If the weather bands, you can cure them outdoors in a shady spot. If the weather is not right, an attic or shed might provide appropriate conditions. Nevertheless, you may need to boost the humidity with a humidifier or add heat to a space heater.

Storing Sweet Potatoes

After the sweet potatoes are perfectly cured, they will last six to nine months (although you energy use them up before that!). Place them in containers and store them in a dark space where temperatures stay between 50°F and 60°F. A cellar or cool closet often provides ideal conditions. Do not keep them in the refrigerator. Check the sweet potatoes regularly and clear any that show signs of rot.

  • If your harvest was a good one, and you accept the time to cure and store them properly, you can appreciate this year’s sweet potatoes right up until it’s time to plant sweet potato mistakes for next year’s crop—three or four weeks after the last ice in spring.

Conclusion:

Also keep in mind that even though the whole fun in growing sweet potatoes is in digging up and showing off giant roots, you can—and should—eat sweet potato seeds of any size. Those very small “fingerling”-sized sweet potatoes are just as delicious.

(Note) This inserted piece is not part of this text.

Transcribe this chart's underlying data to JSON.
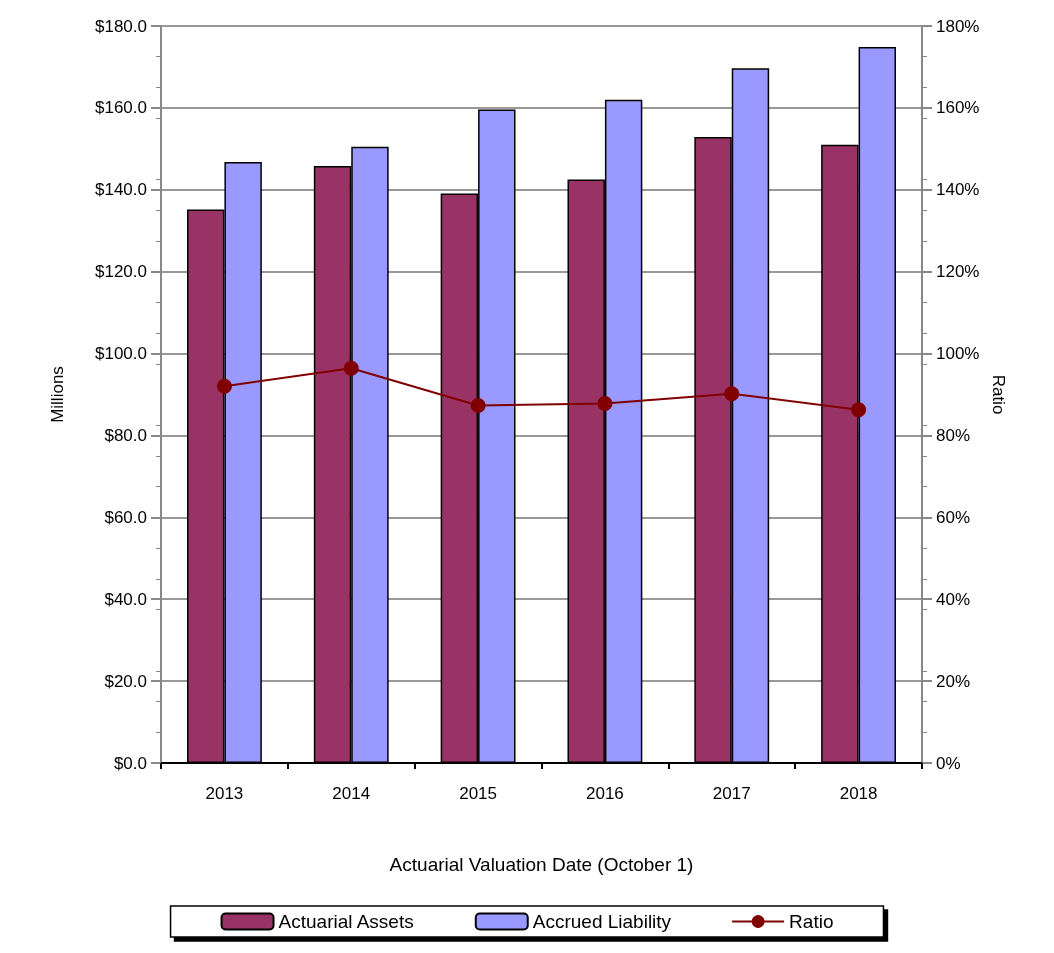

The patience required in the timing of your sweet potato yield will pay off. September—or whenever you break out your evening sweater—will be here soon sufficiently! Then wait just a few more weeks for healing to maximize these roots’ sweetness. All via fall and winter, as you bring sweet potatoes out of hold for holiday meals and everyday meals. You’ll recall what you achieved in your vegetable garden last year. 

Remember to watch the vines for a shift in color and the weather for an impending frost as the season comes to an end. These are signs that sweet potato harvest time has come. This well-planned harvest will set you up for a successful curing period and then hold. Your sweet potato casserole, stew, quesadillas, and muffins are as good as earned.

FAQs

1. How do I harvest and store sweet potatoes?

Harvest sweet potatoes directly before or after a vine killing frost.  When harvesting sweet potatoes, troll carefully to avoid cutting or bruising the roots.  Behind harvest, cure the sweet potatoes for 1 week at a temperature of 80 to 85°F and close humidity of 90 to 95 percent.  Curing encourages healing of minor cuts and bruises, prolonging the storage life of the sweet potatoes.

2.How to Cure Sweet Potatoes

Ok so now we should have a pile of messy, fairly undamaged sweet potatoes at this point, exactly? The next stage is to cure them, which heals any bruises and increases their sugar range, a quality appreciated by those who prefer sweet potatoes without marshmallows

For excellent curing, leave them for 4-6 days at 80-85ºF in damp conditions with 90% humidity. Now personally, I do not have a space just like that in my house in mid-November, and I’m not about to jack the warmth up to roast us all alive… so the best these men are gonna get is an upstairs bedroom, which likely stays an overly toasty 70-75º during the daytime.

By James Thomas

Hey, My name is James Thomas, and I run a website dedicated to gardening. If you're looking for tips, tricks, and in-depth information about how to make your garden thrive, you've come to the right place. Explore my website for everything you need to know about gardening!